By comparison, 20% of the most highly paid occupations (the fifth quintile of trades ranked on average weekly earnings) represented 10.0% of vacancies in the same period, down 0.7 percentage points from the previous quarter. These positions tend to require management, engineering, science, technology, law, finance, accounting, medicine, and education.

How is the Increase in Vacancy Shrinking the Unemployment in Canada?

Since the end of the third quarter of 2021, the Labour Force Survey (LFS) has recorded improving labor market circumstances. Total employment rose in every province and territory except Prince Edward Island. New entrants into the workforce grew faster than those exiting it, contributing to overall growth. Job openings continued to increase across most industries and regions, although declines occurred in some sectors where businesses had temporarily closed due to COVID-19. Wages posted substantial gains in many provinces and territories.

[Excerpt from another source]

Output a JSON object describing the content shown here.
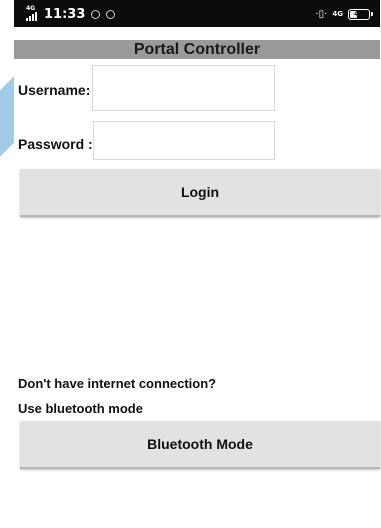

In October and November, total employed persons increased by a combined 185 000 (+1.0%) compared to September. It followed a gain of 131 000 (+1.6%) in August. Employment rose in every region of the country except Newfoundland and Labrador. The unemployment rate declined slightly during the same period, falling to 5.9%. Although this represented a decline from the previous month, it remained near its lowest level since late 2016.

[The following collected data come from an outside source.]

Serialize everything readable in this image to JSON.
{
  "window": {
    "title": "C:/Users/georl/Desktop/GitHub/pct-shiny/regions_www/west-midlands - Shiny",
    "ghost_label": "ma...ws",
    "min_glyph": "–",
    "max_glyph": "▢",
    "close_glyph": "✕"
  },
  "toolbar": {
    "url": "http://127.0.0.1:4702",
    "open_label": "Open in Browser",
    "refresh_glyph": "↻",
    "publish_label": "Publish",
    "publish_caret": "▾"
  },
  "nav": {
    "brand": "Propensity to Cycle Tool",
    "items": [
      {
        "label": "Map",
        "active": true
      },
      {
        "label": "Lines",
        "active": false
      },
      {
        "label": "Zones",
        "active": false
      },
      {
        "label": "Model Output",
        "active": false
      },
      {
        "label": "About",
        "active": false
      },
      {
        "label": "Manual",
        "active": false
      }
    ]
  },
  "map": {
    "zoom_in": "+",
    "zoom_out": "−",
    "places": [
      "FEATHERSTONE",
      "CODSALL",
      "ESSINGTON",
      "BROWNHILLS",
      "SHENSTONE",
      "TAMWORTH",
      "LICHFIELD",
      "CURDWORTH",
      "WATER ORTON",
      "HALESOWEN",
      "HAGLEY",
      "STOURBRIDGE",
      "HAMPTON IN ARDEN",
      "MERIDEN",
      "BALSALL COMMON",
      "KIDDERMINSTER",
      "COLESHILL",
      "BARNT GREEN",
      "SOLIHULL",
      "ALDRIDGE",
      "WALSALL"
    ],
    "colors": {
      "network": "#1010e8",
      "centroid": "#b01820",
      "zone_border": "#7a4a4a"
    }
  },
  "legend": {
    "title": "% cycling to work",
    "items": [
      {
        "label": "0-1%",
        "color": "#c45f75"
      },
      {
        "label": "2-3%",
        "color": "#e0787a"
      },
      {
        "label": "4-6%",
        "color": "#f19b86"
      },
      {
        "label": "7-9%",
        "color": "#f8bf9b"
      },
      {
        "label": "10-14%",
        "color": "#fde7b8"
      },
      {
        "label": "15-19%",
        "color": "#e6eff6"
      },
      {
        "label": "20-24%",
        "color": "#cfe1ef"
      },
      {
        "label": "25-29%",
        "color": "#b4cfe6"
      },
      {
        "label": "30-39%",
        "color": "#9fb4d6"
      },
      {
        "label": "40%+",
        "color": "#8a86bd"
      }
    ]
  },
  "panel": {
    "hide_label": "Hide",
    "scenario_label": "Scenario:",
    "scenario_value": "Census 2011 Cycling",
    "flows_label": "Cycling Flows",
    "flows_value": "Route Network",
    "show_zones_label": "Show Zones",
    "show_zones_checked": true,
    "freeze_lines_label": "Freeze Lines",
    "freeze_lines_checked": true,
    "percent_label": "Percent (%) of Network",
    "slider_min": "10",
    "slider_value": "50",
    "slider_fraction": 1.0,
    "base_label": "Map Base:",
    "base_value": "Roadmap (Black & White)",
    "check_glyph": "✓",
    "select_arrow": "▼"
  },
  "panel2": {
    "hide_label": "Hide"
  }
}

Statistics Canada will continue to monitor labor market conditions through monthly Job Vacancy and Wage Surveys (JVWS). These surveys provide detailed data about the number of jobs and the average wages paid to workers in specific occupations. They are conducted among employers who hire temporary employees.


There was an increase in vacancies in the accommodation and food services industry. • Low-wage occupations saw more job openings during the pandemic.

The bank expects the gross domestic product to contract by 2.4 percent in 2020 after acquiring by 3.4 percent in 2019. It also forecasted GDP would rebound to 4.6 percent in 2021.

It is the best time to secure a job in Canada, according to Dynamic Group Immigration Consultants. The Canadian economy added nearly 3,37,000 new jobs, bringing the national unemployment rate down to its lowest level.